The so-called “Venus of Willendorf” may have had religious meaning in the Paleolithic in the hope of divine intervention for a good food supply and a delivery of a healthy infant. In modern times, we have the capacity to feed the world as well as the ability to mostly have successful deliveries. Of course, due to racism, facism, and war, such possibilites are limited.

Praying to saints or carrying holy verses, pilgrim badges, or icons on the body were used to protect against disease and other types of suffering in the Middle Ages. There was no ability to accurately diagnose and to treat diseases that today are often incredibly easy to cure. We still pray and carry religious momentos in the so-called modern world. We could rid the world of diseases worldwide, if we wanted to. The science is there; the human will is not.

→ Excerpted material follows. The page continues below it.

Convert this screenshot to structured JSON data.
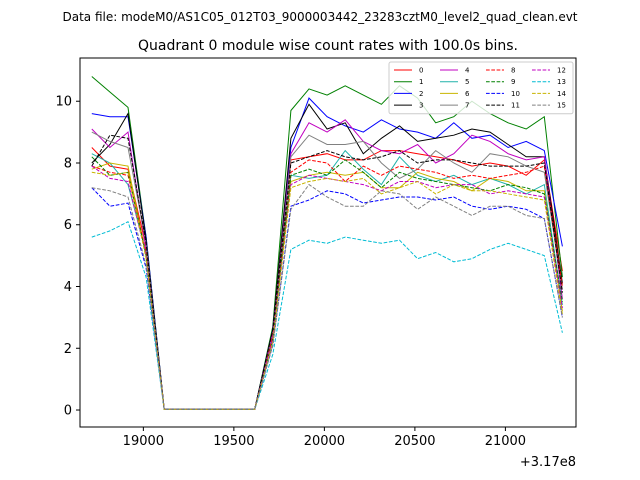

What has happened in objective ideas of science in the past 200 years? It is amazing to consider. Let’s list some discoveries: 1) evolution, 2) modern medicine, 3) modern chemistry, 4) discovery of other galaxies, 5) finding black holes, 6) quantum mechanics, 7) finding gravitational waves, 8) discovering DNA, 9) understanding both special and relative relativity, 9) the computer revolution with the resultant smart phone and artificial intelligence, 10) germ theory, 11) antibiotics, 12) vaccines, 13) satellites and on and on.
Our theology must advance as the science advances. There is no other way to reconcille how humanity thinks about God. In fact, I believe strongly that the objective (science) affects the subjective (art, theology) and the subjective reflects back onto the objective to help science consider ever more far reach and important potential discoveries. Philosophy helps science. Understanding history helps the understanding of science. Theology with its elements of philosophy and history can be essential as humans always will be religious to some degree.
Back to panentheism… Science has shown that our observable universe has up to 2 trillion galaxies. Experiments surrounding wave-particle duality so far have found no hidden variables to cause a deterministic outcome (so far, of course, and more discoveries might be made to change this proposal).

image from NASA
So, an immense universe in the setting of some randomness at the microscopic level could theologically point to God who encompasses all (panentheism) and experiences all (panexperientialism).
The ideas of objectivity and subjectivity surrounding the human condition will continue to influence each other in a circular sense through real time as long as our species exists.
The science will change. The theology will change. Perhaps we will understand God a bit more.